この流れは、黒人アーティストの意識にも変化をもたらして、白人聴衆を意識したと思える「恐ろしいほどのポピュラー・バラード」「他愛のないロッカ・バラード」を歌う黒人アーティストが増えていったのです。

”白人の大人たち公認のグループ”となったプラターズ(The Platters)


R&Bチャートよりもポップ・チャートで受けた

Sammy Turner - Lavender Blue

Phil Phillips - Sea Of Love

Brook Benton - It's Just A Matter Of Time


”真っ白な世界”のアメリカ・メジャー音楽業界は『臭い物に蓋をする』『不都合な真実は”見ざる聞かざる言わざる”』空気に包まれていました。
白人社会は、黒人アーティストの才能を認めつつも、その才能が怖かったのかもしれません。

「良いクロン坊と悪いクロン坊」という両極端な分類法(「良いクロン坊」は身分をわきまえた者で、「悪いクロン坊」はとにかく問題を起こす者)が堂々とまかり通っていた。信じ難いかも知れないが、あるところでは、サム・クックのような独立した人物よりも、リトル・ウィリー・ジョンのような無責任なアーティストの方が遙かに受け入れやすい存在だったのである。

ピーター・ギュラルニック著「スィート・ソウル・ミュージック」より抜粋

この時期に黒人音楽(特にブルース、R&B、ジャズ)は、海を越えイギリスに伝わりルヴァプールを中心とした新しいムーブメントに繋がっていきました。これが「ブリティッシュ・インヴェイジョン」としてアメリカに逆輸入されることになるのです。


モータウン・サウンドは必然


ロックンロール・ブーム後の大人の白人層が認めるポピュラー音楽路線は、ベリー・ゴーディ率いるモータウンにはフォロー・ウインドだったのです。

商業的に成功したいと頑張っている黒人シンガーたちの目標は、黒人をターゲットにした【R&Bチャート(レイス)】でヒットするだけでなく、白人をターゲットにした【ポップ・チャート】でもヒットして『アメリカン・ミュージック』としてのスターになることです。

ベリー・ゴーディが考え方は時代の流れにマッチしていました。

黒人社会の窮状を明らかにすることではなく、白人にも受け入れられる黒人音楽を創り出すことで人種を融合するクロスオーバーを実現でき、黒人の社会での発言力を向上させる現実的な方法

公民権運動が盛り上がってきても、「社会問題には直接的に言及しない」という弱腰とも思える方針は 黒人のアイデンティティを強調する立場の人からは当然批判されました。

モータウン・レコードとしての最初のリリースは
「The Miracles - Bad Girl」

モータウンが育てあげた最初のスターは、メリー・ウェルズ


人種問題に対する態度における混乱(「クロン坊にもスポットライトをあびせてやろう。ただし、トイレは別にしてもらわないと困る」というような、黒人を過度に美化する思いと彼らの残酷なまでに排除する気持ちの混在)は、この時代全体の風潮として珍しいものではなかった。

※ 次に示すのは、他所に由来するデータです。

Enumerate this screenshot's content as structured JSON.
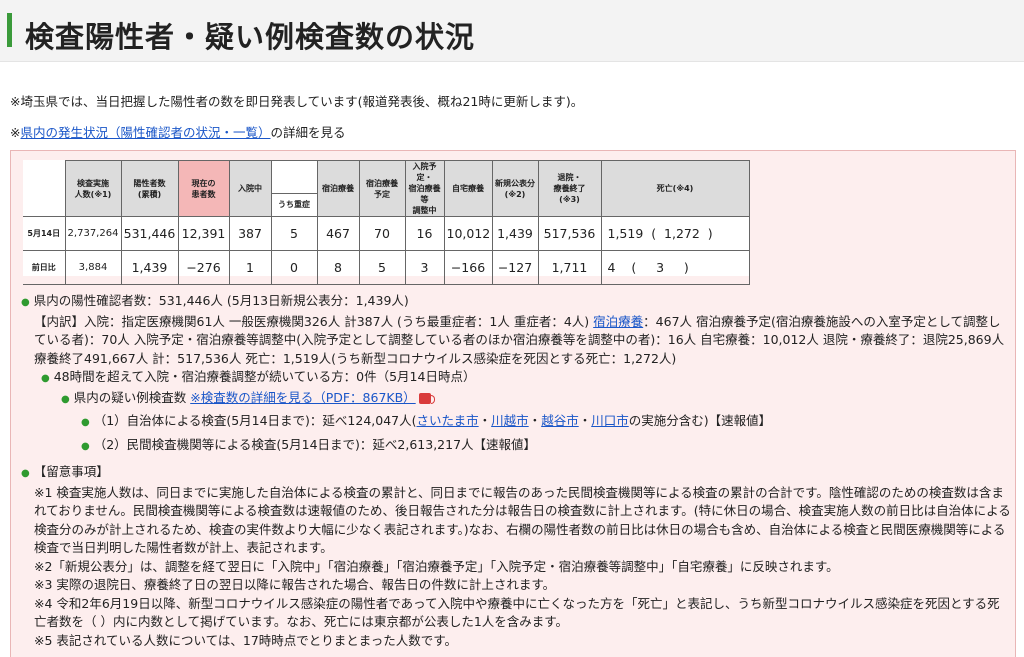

ピーター・ギュラルニック著「スィート・ソウル・ミュージック」より抜粋


”アーリー・ソウル”とも呼ばれる3人


サム・クック

57年10月「You send me」でソロ・デビュー後のヒット曲は、大抵ロッカバラード風のものです。

ジャッキー・ウィルスン

57年にブランズウィックでのデビューシングル「Reet Petite」
この曲の作者の一人はベリー・ゴーディです。

58年「Lonely teardrops」がR&Bチャート1位となり、ポップス・チャートでは7位を記録。ウィルソンのこの頃のサウンドは『モータウン・サウンドの原形』になったと言われています。


ジェームス・ブラウン

56年にキング・レコードから「Please Please Please」でデビュー


残念なことにキング・レコードの社長シド・ネイサンは「馬鹿げた歌だ。同じ言葉の繰り返しだ。」と非難して、JBの音楽に理解を示しません。

その後、JBはレコーディングの機会を与えられなくなります。

ネイサンがJBとの契約を打ち切る寸前だったのですが、何とか説得して録音したのが「Try Me」


「野球場もタクシーも人種別に分けられている。図書館も同じで、黒いウサギと白いウサギが登場する本は発禁となった。クロン坊の音楽を白人のラジオ局で放送することも固く禁じられている。あらゆるコミュニケーション手段、相互交流を可能にする全ての媒体、理に適ったアプローチ、中道的な意見 その全てが人種差別主義というダイナマイトによってバラバラにされており、鞭、剃刀、銃、爆弾、松明、棍棒、ナイフ、暴徒、警察、そして州機関の多くの出張所職員がこの傾向に拍車をかけているのである。